Mirena is recommended for women who want to significantly reduce menstrual flow. Among hormonal IUDs, Mirena has a higher hormone content, and most women who use Mirena experience a complete cessation of menstruation. It releases levonorgestrel, a type of progesterone that increases cervical mucus and thins the endometrial lining in the uterus. Its effects can last for up to five years. However, due to its slightly larger size, some women may experience mild discomfort or pain immediately after insertion.


2. Jaydess

Jaydess was developed as a less painful alternative to Mirena, which can cause discomfort during insertion. It has very low hormone content and is smaller in size. Its effects last for three years.



Kyleena was developed to address the pain experienced during Mirena insertion and the shorter duration of hormone release in Jaydess compared to Mirena. It is smaller than Mirena and has a lower hormone content. Its effects last for up to five years.
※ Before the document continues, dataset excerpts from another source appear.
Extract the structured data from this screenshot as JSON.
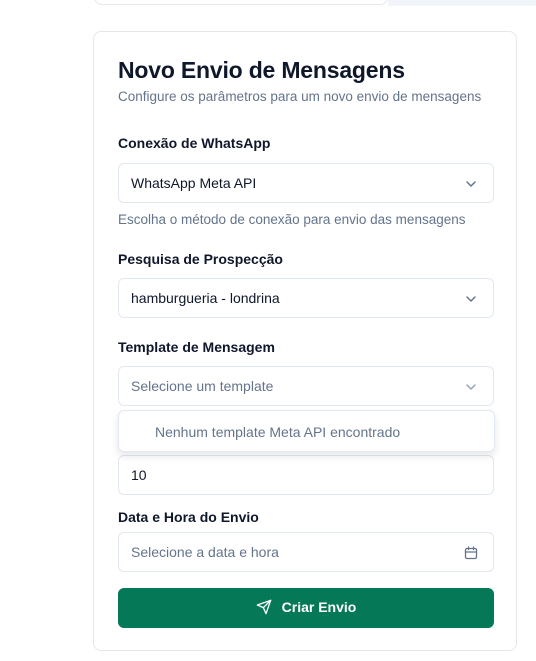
{
  "form": {
    "title": "Novo Envio de Mensagens",
    "subtitle": "Configure os parâmetros para um novo envio de mensagens",
    "connection": {
      "label": "Conexão de WhatsApp",
      "value": "WhatsApp Meta API",
      "help": "Escolha o método de conexão para envio das mensagens"
    },
    "search": {
      "label": "Pesquisa de Prospecção",
      "value": "hamburgueria - londrina"
    },
    "template": {
      "label": "Template de Mensagem",
      "placeholder": "Selecione um template",
      "dropdown_empty": "Nenhum template Meta API encontrado"
    },
    "quantity": {
      "value": "10"
    },
    "datetime": {
      "label": "Data e Hora do Envio",
      "placeholder": "Selecione a data e hora"
    },
    "submit_label": "Criar Envio"
  },
  "colors": {
    "primary": "#047857",
    "border": "#e2e8f0",
    "muted": "#64748b",
    "text": "#0f172a"
  },
  "icons": {
    "select_chevron": "chevron-down-icon",
    "calendar": "calendar-icon",
    "send": "send-icon"
  }
}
Safeguard our bodies and our choices through thoughtful decisions and consistent maintenance

Even if one desires a life without menstruation, it is natural to have concerns about potential side effects. Experts explain that menstrual cessation procedures are generally safe and do not cause significant issues in the body. Changes in the uterine lining due to hormonal effects may lead to irregular bleeding, but over time, it tends to decrease. Approximately 20% of women may still experience breakthrough bleeding one year after the procedure. Increased appetite, weight gain, and skin problems can occur, and for intrauterine devices, there is a possibility of pelvic inflammatory disease.
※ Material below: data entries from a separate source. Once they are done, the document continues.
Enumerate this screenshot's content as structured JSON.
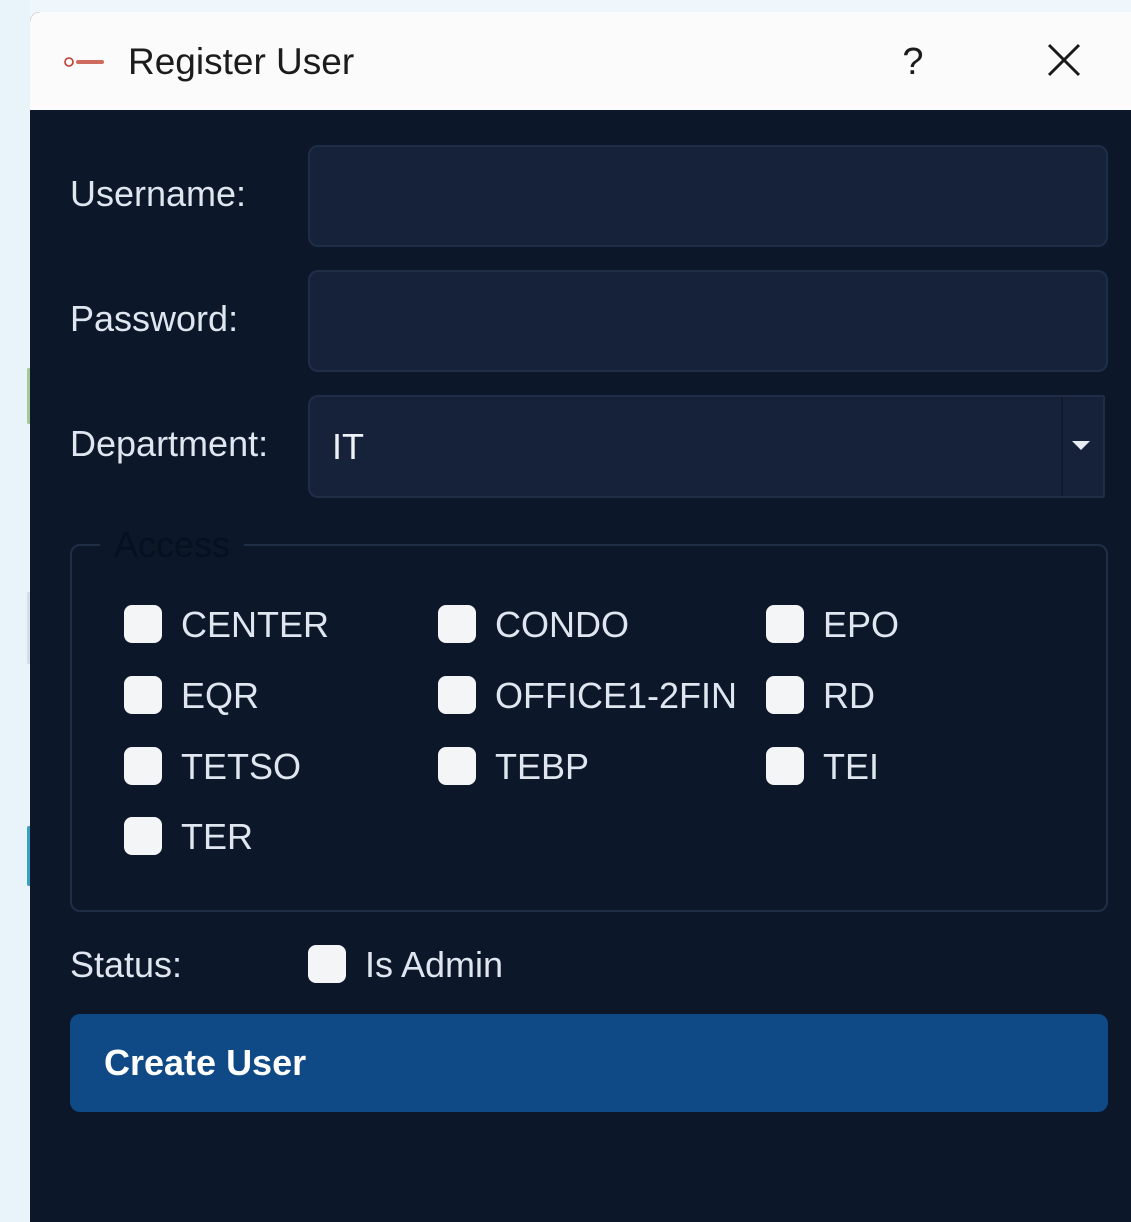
{
  "window": {
    "title": "Register User",
    "help_label": "?",
    "icons": {
      "app": "app-logo-icon",
      "close": "close-icon"
    }
  },
  "form": {
    "username_label": "Username:",
    "username_value": "",
    "password_label": "Password:",
    "password_value": "",
    "department_label": "Department:",
    "department_value": "IT"
  },
  "access": {
    "title": "Access",
    "items": [
      {
        "label": "CENTER",
        "checked": false
      },
      {
        "label": "CONDO",
        "checked": false
      },
      {
        "label": "EPO",
        "checked": false
      },
      {
        "label": "EQR",
        "checked": false
      },
      {
        "label": "OFFICE1-2FIN",
        "checked": false
      },
      {
        "label": "RD",
        "checked": false
      },
      {
        "label": "TETSO",
        "checked": false
      },
      {
        "label": "TEBP",
        "checked": false
      },
      {
        "label": "TEI",
        "checked": false
      },
      {
        "label": "TER",
        "checked": false
      }
    ]
  },
  "status": {
    "label": "Status:",
    "is_admin_label": "Is Admin",
    "is_admin_checked": false
  },
  "actions": {
    "create_label": "Create User"
  },
  "colors": {
    "dialog_bg": "#0c1729",
    "field_bg": "#16223a",
    "button_bg": "#0f4a86",
    "titlebar_bg": "#fbfbfb"
  }
}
Procedures and devices based on hormone actions naturally raise concerns. It is important to make careful choices and maintain consistent care to protect my body and my choices. Being well-informed about the possible side effects on my body, consulting with a specialist, and selecting the most suitable method are crucial. After the procedure, it is essential to visit the hospital every six months to a year to ensure that there are no significant abnormalities and that the inserted device remains in place.